The value of PIF’s stake in Lucid nearly halved to US$7.57 billion at end-December from end-September, despite the fund’s purchase of a stake of approximately 5.6% in Q3. Over the course of 2022, Lucid’s stock price fell by around 84%, a worse performance than its bigger rival Tesla which fell around 70%.
In terms of changes in its positions in Q4, PIF cut its shareholding in online luxury shopping retailer Farfetch by 36.5% leading to a US$14.7 million fall in value, but increased its position in games developer Activision Blizzard leading to a US$86.7 million rise in the holding.
Compared to end-2021, Lucid’s free-fall contributed to a US$25 billion overall loss in PIF’s US public equities holdings – the equivalent of just under 4% of its total AUM. Yet, the Saudi fund’s wider portfolio gained in value. If Lucid was excluded, the portfolio increased by US$6.2 billion or 36% over the year, assisted by both increased allocations and positive returns on positions.
The losses sustained in Q4 have already been reversed with the portfolio’s value estimated to have risen by more than 22% to approximately US$38 billion, based on the assumption of no changes in its shareholdings from end-2022 and on stock prices at today's close of trading. Again, the carmaker was pivotal to the portfolio’s performance, growing 74% in value to US$13.2 billion – although it is still barely more than half the value reported at end-Q3 2021, the first quarter Lucid was traded on the NYSE.
The recovery in Lucid’s price is driven by rumors that the Saudi fund is set to take electric vehicle maker private by buying a 34.5% stake, following a troubled year for PIF’s investment in Lucid. If Lucid was taken private today, PIF’s total US public equities portfolio would total US$25.1 billion – 57% higher than end-June 2021, before Lucid’s IPO.
PIF began its involvement in Lucid in 2018 when it invested US$1 billion in the Tesla rival. In February 2021, PIF, BlackRock and others invested another US$2.5 billion in Lucid as part of its merger with special purpose acquisition company Churchill Capital Corporation IV.
In 2022, Lucid built a total of 7,180 vehicles at its only plant in Arizona. Lucid Group already has ambitions in Saudi Arabia with plans launched last February to produce EVs with a targeted production capacity of 150,000 cars per year, initially using knocked-down kits manufactured in the US. The government plans to order up to 100,000 EVs from Lucid of a 10-year period. Production could start as early as this year, albeit at a fraction of its target.

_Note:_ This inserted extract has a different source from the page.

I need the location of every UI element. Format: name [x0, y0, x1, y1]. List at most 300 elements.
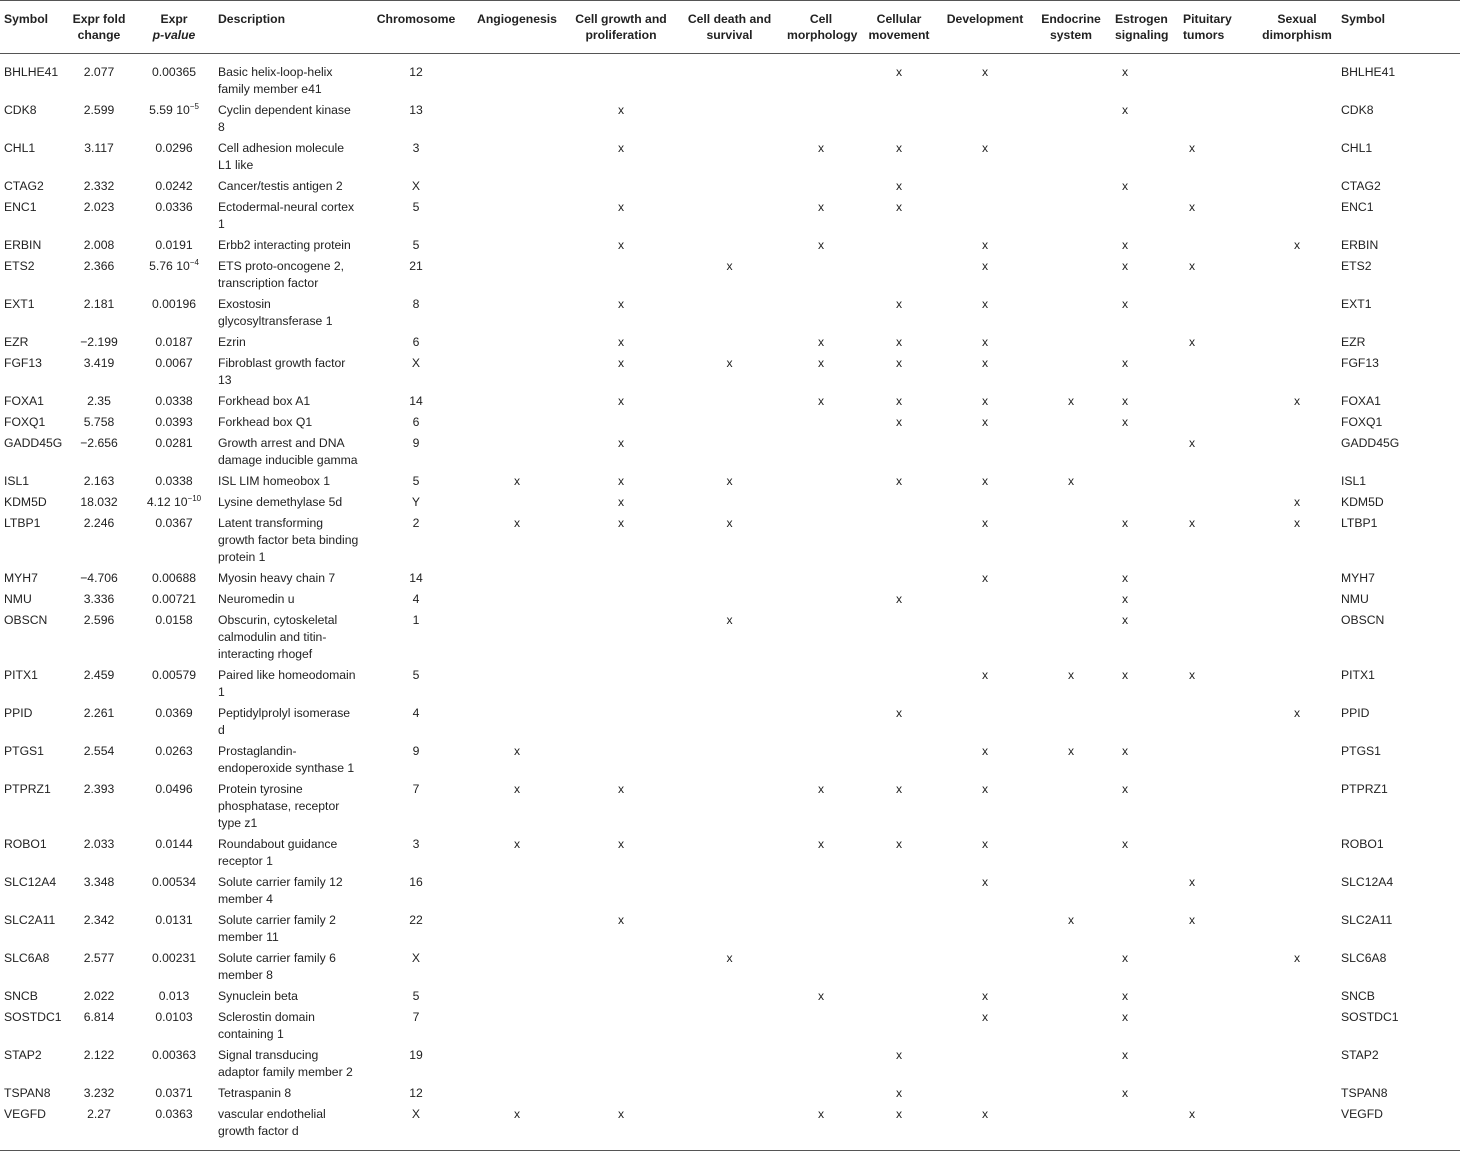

The development of EVs is part of Saudi Arabia’s Vision 2030, which aims for 30% of vehicle sales to be electric by the end of the decade, supported by locally manufactured cars. PIF also aims to reach net zero by 2060 and is deploying various efforts in the development of renewable energy and sustainable communities. The automotive industry is one of the main targets for carbon emissions reductions, but also it sees the sector as an opportunity for economic diversification with plans to export over 150,000 EVs in 2026 and by 2030. By bringing Lucid back into its full ownership, PIF could better align the carmaker with its vision.